On RMT I was a bit disappointed how the discussion about my recent gold-seller interview was limited to the question on whether one should talk about the subject at all or hush it up. The far more interesting question of the morality of it was pretty much ignored, because most people had a preformed opinion already and were unwilling to discuss in terms other than moral absolutes. So I'm asking again: Is gold-selling in itself evil? Or is it just the spamming, scamming, botting, and breaking of the EULA that is evil? Is somebody selling EQ2 currency on the SOE Station Exchange, where it is legal, still evil? Is somebody selling UO gold on EBay evil, again totally legal. What about virtual worlds without a game component, like Second Life, is selling virtual goods there evil? If selling gold isn't evil in games where it is allowed, then how "evil" is it to do it in a game where the EULA forbids it, compared to other intellectual property crimes like file-sharing? Does all virtual currency really belong to the game company, and do they have the right to tell you what you can do with it? You see, once you start digging a bit deeper, and to actually *think*, there is room for discussion about the morality of RMT.

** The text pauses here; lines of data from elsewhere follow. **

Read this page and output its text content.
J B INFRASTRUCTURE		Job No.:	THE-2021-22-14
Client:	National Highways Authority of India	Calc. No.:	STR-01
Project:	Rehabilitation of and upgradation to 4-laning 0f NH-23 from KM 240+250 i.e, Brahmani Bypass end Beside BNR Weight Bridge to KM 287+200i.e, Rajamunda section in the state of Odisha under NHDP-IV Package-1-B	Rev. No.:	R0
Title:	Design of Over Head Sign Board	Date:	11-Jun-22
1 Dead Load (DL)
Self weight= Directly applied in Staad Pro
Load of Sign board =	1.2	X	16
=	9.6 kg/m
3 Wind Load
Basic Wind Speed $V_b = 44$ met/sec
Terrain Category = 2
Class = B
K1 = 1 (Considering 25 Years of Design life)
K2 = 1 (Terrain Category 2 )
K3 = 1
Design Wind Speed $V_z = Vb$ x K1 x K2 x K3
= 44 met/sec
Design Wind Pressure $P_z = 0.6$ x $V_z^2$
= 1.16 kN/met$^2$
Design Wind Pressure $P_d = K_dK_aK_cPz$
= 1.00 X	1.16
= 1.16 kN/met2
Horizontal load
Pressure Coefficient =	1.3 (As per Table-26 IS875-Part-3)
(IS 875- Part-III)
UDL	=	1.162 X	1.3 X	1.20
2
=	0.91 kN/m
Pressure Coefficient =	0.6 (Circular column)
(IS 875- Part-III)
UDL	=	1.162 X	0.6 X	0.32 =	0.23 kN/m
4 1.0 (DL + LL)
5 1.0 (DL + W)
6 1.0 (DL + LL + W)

I admit that the interview wasn't perfect. I didn't have access to the "Tobold's MMORPG Blog" company jet to fly over to the states and interview Chris Bottomly face-to-face. By sending him all my questions in one bunch I missed the opportunity to ask him further questions based on the answers he gave. And some people accused me of having been too soft, which was due to me not wanting to scare him off. But all is not lost: Chris is willing to answer more questions if you guys can come up with a couple of good ones. So this is your chance to learn more about the RMT business from inside: Simply post here in the comments section what question(s) you would have asked when interviewing a gold seller. Obviously if your question is downright insulting or delving too deeply into the commercial secrets of the company, Chris won't answer them. But if you thought that in principal it is okay to interview someone from the RMT industry and just would have liked a different set of questions, maybe together we can design the questions for a second interview. So, what would you ask him?